The record fine was a result of one charge under section 21 of the 2004 OHS Act for failing to maintain a safe system of work, following an investigation by WorkSafe Victoria.
Toll Group MD Brian Kruger stated,
“Toll deeply regrets the incident that led to the death of our co-worker and colleague Anthony Attard,” Kruger says.
“Toll pleaded guilty to the charge brought by Worksafe Victoria.
“We acknowledge the pain and loss this has caused to his family, friends and co-workers.
“Personally, and on behalf of the company, we again extend our sincerest condolences to Anthony’s family.
“Since this tragic incident further safety improvements have been made in our shipping operations to ensure we reduce the risk of anything like this ever happening again.”
The Australian Transport Safety Bureau (ATSB) used the incident as an example in it’s accident report in 2014. The Australian Trucking Association (ATA) highlighted the example as an approach that could be used to examine serious truck-related incidents.
The fatality occurred when the man was run over by a MAFi trailer while helping load a ship. The man was crushed to death. He had been placing rubber mats for the MAFIs to rest on while in transit.
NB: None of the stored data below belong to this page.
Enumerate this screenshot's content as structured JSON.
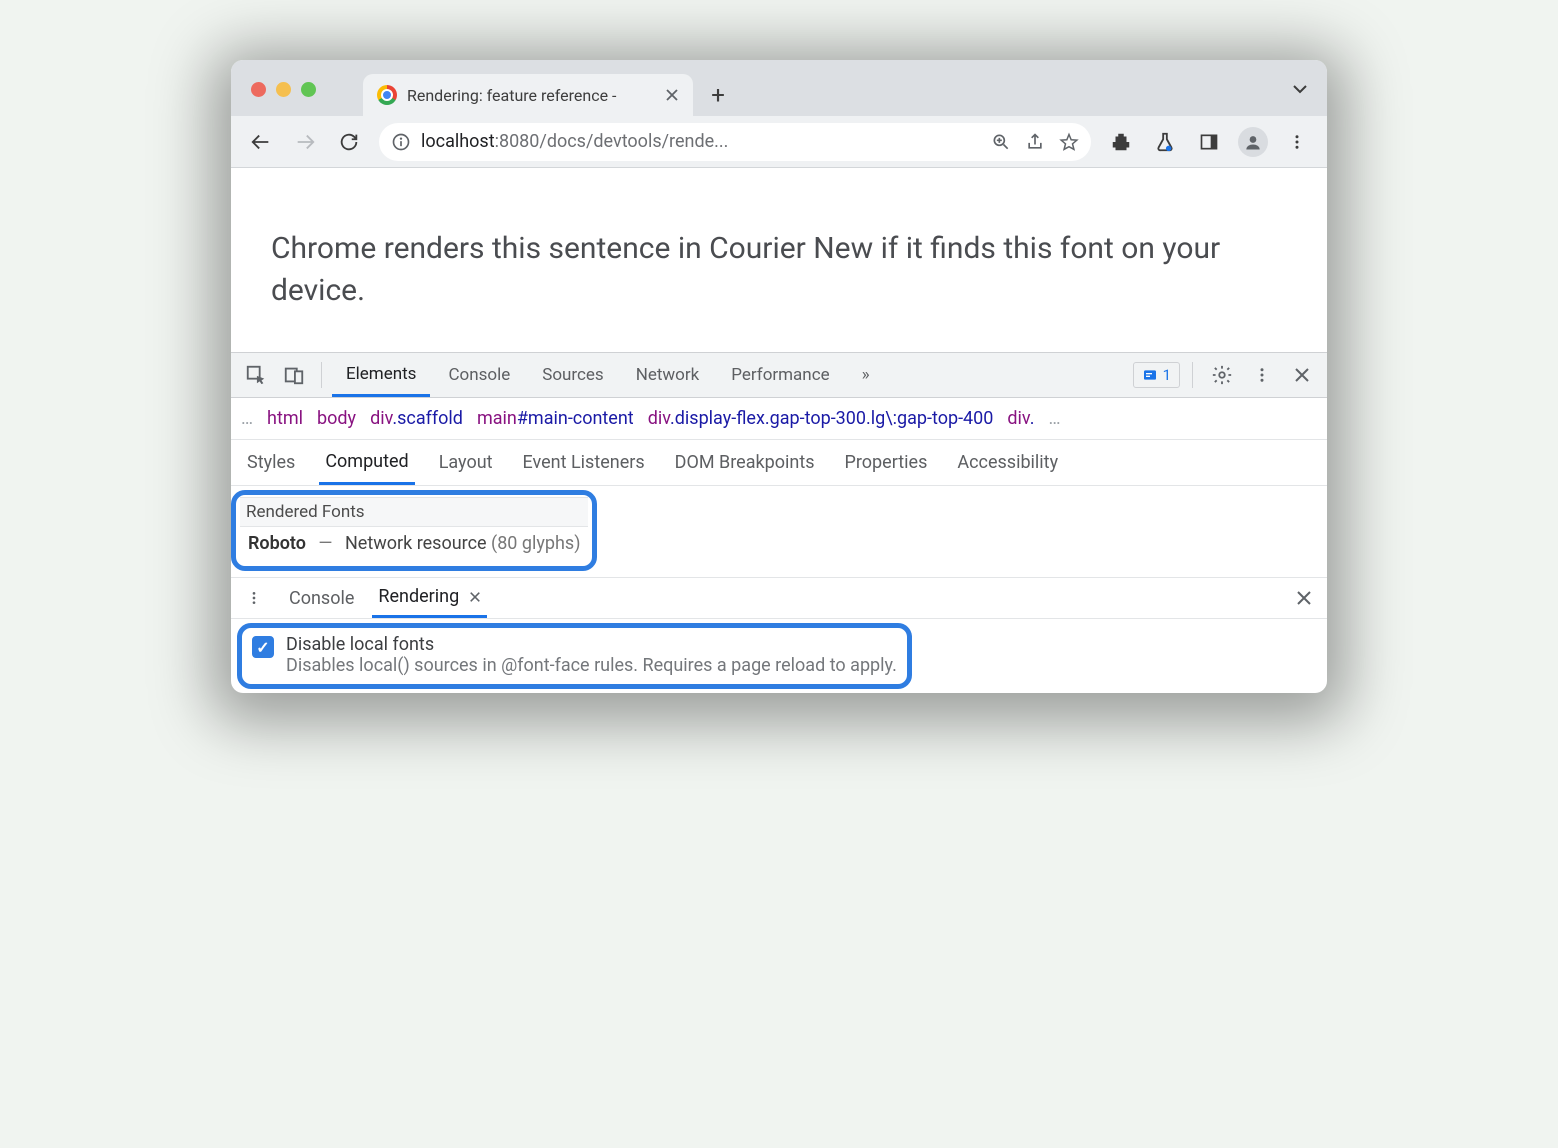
{
  "window": {
    "tab_title": "Rendering: feature reference -",
    "url_host": "localhost",
    "url_rest": ":8080/docs/devtools/rende..."
  },
  "content": {
    "text": "Chrome renders this sentence in Courier New if it finds this font on your device."
  },
  "devtools": {
    "main_tabs": [
      "Elements",
      "Console",
      "Sources",
      "Network",
      "Performance"
    ],
    "overflow_glyph": "»",
    "issue_count": "1",
    "breadcrumb": [
      {
        "tag": "html",
        "cls": ""
      },
      {
        "tag": "body",
        "cls": ""
      },
      {
        "tag": "div",
        "cls": ".scaffold"
      },
      {
        "tag": "main",
        "cls": "#main-content"
      },
      {
        "tag": "div",
        "cls": ".display-flex.gap-top-300.lg\\:gap-top-400"
      },
      {
        "tag": "div",
        "cls": "."
      }
    ],
    "sidebar_tabs": [
      "Styles",
      "Computed",
      "Layout",
      "Event Listeners",
      "DOM Breakpoints",
      "Properties",
      "Accessibility"
    ],
    "sidebar_active_index": 1,
    "rendered_fonts": {
      "header": "Rendered Fonts",
      "name": "Roboto",
      "dash": "—",
      "source": "Network resource",
      "glyphs": "(80 glyphs)"
    },
    "drawer": {
      "tabs": [
        "Console",
        "Rendering"
      ],
      "active_index": 1,
      "option_title": "Disable local fonts",
      "option_desc": "Disables local() sources in @font-face rules. Requires a page reload to apply."
    }
  }
}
The worker was wearing a high-visibility vest and earplugs at the time but still the driver did not see him.
A WorkSafe investigation revealed that the company had a number of procedures in place to ensure worker safety during these activities however these were inadequate according to WorkSafe.
Following the investigation WorkSafe explained,
“Critically, a key component of the safety procedures – that a fellow stevedore be positioned on the deck to assist with moving mats, directing the prime movers and watching for pedestrians – did not occur,” it says.
“There was no stevedore in position at the time of the incident.”
WorkSafe said the fine was a reflection of the terrible failure by the company to keep workers safe on the job. This fine should serve as a warning to all employers about the importance of putting workers safety first. The work safety authority had this to say about the court’s findings,
“Toll had a system in place to manage the serious risks associated with loading and unloading its ships but some of its procedures were inadequate and the most critical part of all – having a second pair of eyes on the deck – was not enforced,” Williams says.
“Toll knew the risks its employees faced working in and around MAFIs but failed to manage them appropriately.”
“It was a catastrophic failure that led to a worker dying in the most horrible of circumstances, and traumatising all the people who tried so hard to save him.
“The court’s decision reflects this, and is a stark reminder to all employers that the safety of their employees must be paramount at all times.”